The Billie Jean King National Tennis Center in Flushing, Queens attracts hundreds of thousands of spectators to the U.S. Open each year, and the people behind the center say they will spend hundreds of millions of dollars to keep it at the top of its game.

It is a major overhaul that officials say will take years to complete.

"It opens up our venue like never before, it will enhance fans ability to see more tennis. There will be more seats for fans, will make the center an entirely new experience," said Gordon Smith of the United States Tennis Association.

The redesign involves tearing down the old Grandstand Stadium in the northeast corner and rebuilding it on the southwest corner of the lot.

Louis Armstrong Stadium will be renovated and Arthur Ashe Stadium's infrastructure will be improved.

There will be more parking spaces, pedestrian walkways and even an observation deck over the practice courts.

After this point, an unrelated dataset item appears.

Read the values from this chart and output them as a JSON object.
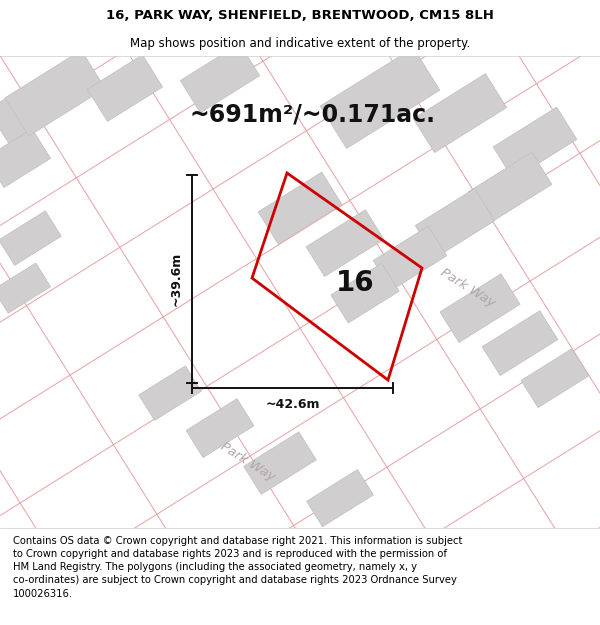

The changes will allow 800,000 people onto the site during the U.S. Open, 100,000 more than now, which could add a significant financial boost to what the tennis tournament currently injects into the local economy.

"The U.S. Open brings $750 million in economic impact to the City of New York every year and we are in competition with all of the other sporting venues in the New York area," said Gordon. "As you know, there are many more newly built venues. We've got to keep up with that."

The USTA says the whole project will cost a half-billion dollars, which still has to be raised. But it will be some time before the overhaul kicks off.

After the approval process, officials hope construction can begin by 2013 and be finished within eight years, with work being done during the downtime between U.S. Open tournaments.